To make my situation even worse, I do it across the global Internet. The added latency and/or outages between sites can cause ‘issues’ that you might not see if your servers were connected locally with high speed Ethernet.
This weekend one of my servers lost a hard drive. One of the NEW WD red hard drives, I just wrote about a few weeks ago. The drives have only been in production for less than two months and one has failed already.
Using Linux software RAID, the data is OK and the machine is still humming along while we wait for a replacement drive to be installed.

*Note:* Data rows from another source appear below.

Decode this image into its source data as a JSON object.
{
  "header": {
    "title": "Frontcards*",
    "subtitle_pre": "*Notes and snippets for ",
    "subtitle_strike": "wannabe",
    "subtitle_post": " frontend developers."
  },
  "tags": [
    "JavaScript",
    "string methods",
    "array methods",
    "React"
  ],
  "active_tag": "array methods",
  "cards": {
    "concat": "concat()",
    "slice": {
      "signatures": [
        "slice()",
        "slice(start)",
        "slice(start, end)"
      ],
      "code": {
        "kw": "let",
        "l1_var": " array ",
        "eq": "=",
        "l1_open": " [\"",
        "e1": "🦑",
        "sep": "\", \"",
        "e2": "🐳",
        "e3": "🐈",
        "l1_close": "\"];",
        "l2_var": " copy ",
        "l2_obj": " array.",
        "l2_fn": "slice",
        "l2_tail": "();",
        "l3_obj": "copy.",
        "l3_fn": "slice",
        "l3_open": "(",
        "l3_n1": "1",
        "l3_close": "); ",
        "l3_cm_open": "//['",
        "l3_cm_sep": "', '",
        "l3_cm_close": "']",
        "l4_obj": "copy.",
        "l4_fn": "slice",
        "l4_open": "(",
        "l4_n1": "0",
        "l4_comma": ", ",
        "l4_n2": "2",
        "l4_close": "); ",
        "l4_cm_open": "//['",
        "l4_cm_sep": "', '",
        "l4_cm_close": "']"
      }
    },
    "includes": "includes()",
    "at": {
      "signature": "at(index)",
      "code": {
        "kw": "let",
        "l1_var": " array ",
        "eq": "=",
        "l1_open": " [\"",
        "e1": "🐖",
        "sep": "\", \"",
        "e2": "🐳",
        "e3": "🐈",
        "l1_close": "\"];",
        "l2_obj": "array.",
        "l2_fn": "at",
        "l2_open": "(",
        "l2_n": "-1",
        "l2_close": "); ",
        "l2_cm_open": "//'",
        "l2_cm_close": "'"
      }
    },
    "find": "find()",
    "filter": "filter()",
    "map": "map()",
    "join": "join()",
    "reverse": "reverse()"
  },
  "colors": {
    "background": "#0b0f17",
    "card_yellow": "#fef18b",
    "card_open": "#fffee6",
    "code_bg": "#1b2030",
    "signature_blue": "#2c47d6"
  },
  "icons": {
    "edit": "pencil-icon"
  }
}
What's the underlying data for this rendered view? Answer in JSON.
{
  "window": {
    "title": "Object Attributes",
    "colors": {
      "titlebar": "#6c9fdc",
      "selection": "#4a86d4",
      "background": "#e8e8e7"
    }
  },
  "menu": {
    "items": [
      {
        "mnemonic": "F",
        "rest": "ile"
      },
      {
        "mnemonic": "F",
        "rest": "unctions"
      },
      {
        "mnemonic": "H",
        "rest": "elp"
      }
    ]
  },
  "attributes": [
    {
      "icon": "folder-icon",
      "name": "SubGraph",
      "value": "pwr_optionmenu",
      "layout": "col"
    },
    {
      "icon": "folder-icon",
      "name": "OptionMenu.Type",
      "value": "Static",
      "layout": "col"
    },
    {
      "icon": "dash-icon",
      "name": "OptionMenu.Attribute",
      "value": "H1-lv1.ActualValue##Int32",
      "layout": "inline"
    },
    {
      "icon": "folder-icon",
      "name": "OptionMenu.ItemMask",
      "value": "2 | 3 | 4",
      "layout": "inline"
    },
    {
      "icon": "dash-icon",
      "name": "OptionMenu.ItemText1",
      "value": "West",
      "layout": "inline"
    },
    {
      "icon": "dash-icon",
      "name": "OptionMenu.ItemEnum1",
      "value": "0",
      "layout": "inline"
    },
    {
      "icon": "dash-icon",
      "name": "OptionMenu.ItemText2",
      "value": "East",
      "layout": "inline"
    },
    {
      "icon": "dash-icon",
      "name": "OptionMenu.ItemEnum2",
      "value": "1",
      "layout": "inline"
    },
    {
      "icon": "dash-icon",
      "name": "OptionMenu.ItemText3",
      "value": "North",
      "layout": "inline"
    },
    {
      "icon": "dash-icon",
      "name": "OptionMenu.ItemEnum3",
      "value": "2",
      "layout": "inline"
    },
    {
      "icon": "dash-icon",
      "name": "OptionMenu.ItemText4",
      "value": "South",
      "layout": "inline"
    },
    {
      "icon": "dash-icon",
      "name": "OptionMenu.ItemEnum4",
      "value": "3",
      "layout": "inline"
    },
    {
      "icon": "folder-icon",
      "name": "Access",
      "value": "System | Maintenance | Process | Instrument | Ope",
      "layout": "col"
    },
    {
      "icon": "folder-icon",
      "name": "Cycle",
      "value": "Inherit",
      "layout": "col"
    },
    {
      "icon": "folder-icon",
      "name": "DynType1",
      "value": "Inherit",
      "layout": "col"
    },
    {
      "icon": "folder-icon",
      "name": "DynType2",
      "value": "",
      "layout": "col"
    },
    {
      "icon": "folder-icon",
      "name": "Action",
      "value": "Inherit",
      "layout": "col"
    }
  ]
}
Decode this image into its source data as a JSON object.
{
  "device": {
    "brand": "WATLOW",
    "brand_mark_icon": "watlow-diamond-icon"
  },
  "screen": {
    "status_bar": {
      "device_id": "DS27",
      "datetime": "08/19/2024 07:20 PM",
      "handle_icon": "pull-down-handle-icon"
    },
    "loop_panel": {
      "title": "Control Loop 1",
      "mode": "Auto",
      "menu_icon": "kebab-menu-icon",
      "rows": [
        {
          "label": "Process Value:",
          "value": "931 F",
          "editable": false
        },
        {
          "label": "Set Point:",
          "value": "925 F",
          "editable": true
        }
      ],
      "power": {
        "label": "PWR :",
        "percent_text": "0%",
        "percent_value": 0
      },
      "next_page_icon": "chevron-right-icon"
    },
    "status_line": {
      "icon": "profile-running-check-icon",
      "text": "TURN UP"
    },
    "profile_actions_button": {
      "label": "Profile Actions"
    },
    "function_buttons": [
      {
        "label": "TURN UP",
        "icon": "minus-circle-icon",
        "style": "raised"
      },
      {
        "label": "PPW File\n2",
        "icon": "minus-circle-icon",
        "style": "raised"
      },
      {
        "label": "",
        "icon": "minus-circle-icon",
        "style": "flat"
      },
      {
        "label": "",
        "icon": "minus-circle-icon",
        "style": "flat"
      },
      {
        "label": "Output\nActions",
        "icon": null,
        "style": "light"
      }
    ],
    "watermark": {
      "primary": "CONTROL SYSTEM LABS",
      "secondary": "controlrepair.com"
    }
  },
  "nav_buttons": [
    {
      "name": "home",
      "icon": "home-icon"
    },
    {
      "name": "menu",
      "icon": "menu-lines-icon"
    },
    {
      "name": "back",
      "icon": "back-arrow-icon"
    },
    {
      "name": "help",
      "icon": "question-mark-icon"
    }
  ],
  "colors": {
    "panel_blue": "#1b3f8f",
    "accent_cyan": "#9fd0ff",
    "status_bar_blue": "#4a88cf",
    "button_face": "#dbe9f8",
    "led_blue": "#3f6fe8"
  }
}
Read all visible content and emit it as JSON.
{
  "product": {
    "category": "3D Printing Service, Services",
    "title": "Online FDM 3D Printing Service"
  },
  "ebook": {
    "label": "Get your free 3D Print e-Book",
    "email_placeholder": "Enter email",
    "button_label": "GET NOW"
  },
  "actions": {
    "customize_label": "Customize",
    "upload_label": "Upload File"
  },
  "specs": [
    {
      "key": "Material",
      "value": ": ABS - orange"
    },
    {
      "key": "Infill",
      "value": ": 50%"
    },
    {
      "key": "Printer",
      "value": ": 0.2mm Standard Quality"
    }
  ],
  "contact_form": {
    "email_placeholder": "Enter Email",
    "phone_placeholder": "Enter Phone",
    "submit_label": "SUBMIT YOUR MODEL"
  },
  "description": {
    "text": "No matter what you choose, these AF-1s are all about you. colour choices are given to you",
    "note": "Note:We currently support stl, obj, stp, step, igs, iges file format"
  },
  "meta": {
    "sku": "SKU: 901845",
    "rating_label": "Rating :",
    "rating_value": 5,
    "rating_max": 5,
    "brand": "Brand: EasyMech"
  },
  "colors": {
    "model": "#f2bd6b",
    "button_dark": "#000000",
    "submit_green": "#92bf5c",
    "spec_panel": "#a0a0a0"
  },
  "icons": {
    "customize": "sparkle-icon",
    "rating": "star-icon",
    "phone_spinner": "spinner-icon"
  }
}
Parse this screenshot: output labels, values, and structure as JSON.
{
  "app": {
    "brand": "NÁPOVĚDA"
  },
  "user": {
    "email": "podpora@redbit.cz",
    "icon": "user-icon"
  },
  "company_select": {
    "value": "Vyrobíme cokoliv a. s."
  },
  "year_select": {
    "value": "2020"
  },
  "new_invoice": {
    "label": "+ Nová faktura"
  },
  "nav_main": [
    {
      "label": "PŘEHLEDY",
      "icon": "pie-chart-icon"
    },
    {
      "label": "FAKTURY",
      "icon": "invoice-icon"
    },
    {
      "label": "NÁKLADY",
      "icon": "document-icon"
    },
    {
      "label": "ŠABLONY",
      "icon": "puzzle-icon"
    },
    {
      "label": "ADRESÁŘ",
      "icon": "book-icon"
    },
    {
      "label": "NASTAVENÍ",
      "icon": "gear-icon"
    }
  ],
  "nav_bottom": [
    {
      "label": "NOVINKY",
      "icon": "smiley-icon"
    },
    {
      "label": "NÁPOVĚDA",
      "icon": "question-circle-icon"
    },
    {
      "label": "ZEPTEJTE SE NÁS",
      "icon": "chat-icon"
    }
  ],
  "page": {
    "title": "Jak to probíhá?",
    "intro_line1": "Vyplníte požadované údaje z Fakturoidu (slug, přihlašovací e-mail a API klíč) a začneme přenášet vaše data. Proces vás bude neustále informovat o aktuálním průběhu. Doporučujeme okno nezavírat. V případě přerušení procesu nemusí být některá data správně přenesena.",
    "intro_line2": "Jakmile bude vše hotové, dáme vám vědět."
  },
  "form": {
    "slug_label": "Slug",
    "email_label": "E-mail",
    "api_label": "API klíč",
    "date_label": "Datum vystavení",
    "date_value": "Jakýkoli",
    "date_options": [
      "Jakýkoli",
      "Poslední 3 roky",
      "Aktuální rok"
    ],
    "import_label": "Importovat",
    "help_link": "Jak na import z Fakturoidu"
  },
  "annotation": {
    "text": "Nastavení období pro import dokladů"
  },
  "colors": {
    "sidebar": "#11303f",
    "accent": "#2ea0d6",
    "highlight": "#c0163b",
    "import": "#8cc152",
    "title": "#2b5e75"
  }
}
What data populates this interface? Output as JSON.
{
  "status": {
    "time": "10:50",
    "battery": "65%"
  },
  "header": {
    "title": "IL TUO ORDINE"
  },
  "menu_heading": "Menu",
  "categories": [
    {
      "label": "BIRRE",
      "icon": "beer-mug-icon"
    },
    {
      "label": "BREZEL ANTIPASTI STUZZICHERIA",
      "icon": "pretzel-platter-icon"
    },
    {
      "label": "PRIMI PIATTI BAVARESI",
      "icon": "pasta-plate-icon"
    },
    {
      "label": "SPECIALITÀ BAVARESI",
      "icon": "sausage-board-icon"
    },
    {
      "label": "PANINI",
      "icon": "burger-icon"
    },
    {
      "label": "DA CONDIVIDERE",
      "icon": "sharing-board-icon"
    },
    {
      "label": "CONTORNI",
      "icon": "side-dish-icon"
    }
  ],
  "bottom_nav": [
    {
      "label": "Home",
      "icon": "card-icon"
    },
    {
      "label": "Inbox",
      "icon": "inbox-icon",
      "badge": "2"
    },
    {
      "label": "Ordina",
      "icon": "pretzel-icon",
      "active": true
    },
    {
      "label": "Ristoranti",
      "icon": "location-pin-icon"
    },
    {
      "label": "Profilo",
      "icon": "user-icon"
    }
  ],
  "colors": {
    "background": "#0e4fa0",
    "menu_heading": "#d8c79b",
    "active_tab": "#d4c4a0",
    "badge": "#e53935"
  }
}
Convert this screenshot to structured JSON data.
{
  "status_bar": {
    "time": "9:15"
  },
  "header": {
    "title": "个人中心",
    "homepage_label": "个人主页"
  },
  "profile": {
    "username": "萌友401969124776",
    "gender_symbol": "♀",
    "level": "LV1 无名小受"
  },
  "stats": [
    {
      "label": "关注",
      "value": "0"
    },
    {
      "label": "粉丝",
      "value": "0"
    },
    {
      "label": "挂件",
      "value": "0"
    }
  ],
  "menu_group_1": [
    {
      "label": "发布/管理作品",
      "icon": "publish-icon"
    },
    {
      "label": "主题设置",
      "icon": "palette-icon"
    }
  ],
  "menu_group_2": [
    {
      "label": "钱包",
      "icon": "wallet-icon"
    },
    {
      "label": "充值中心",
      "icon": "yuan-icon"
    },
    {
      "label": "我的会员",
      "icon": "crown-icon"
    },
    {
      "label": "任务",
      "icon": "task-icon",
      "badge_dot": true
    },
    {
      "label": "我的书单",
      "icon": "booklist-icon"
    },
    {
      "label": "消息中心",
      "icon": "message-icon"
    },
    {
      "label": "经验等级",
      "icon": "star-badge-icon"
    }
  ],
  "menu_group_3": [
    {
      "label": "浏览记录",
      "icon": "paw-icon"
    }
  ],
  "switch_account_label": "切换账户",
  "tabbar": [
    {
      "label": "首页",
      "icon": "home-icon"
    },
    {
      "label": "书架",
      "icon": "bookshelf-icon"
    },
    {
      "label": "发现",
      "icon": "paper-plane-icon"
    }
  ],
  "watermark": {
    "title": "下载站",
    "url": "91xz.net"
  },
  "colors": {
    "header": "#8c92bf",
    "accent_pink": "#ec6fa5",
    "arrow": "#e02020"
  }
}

One thing that did not survive the hard drive crash is the MySQL replication. The other server (the one where no hard disk crashed) actually started showing this error after the replication stopped:
Got fatal error 1236 from master when reading data from binary log: ‘binlog truncated in the middle of event; consider out of disk space on master; the first event ‘mysql-bin.006259’ at 2608901, the last event read from ‘/var/log/mysql/mysql-bin.006259’ at 2608901, the last byte read from ‘/var/log/mysql/mysql-bin.006259′ at 2609152.’
They suggest out of disk in the message, but not the case here. The problem was probably from the server being restarted without being properly shut down (a big NO NO).
So if you get this error, or any other replication error that references a binlog and a location how can you find out what the problem is?
If you have been running MySQL replication for any length of time, you have seen times where the replication stops and you need to know why.
To view the transaction that is killing your server, head over to the master server and use the mysqlbinlog utility to view what is going on.
In my case I was greeted with this message.
# Warning: this binlog is either in use or was not closed properly.
Essentially it is saying the file is messed up, with no valid content in that file the replication is stuck. To get it started again you will need to update your slave(s) with a new instruction, telling them to move to the next binglog. I advanced to the next binlog like this:
STOP SLAVE; CHANGE MASTER TO MASTER_LOG_FILE = 'mysql-bin.006260'; CHANGE MASTER TO MASTER_LOG_POS = 0; START SLAVE;
With that the slave can start up again, reading from the next binlog which contains valid content.
Crisis diverted, all we need now is a new hard drive and the server should be a happy camper once more.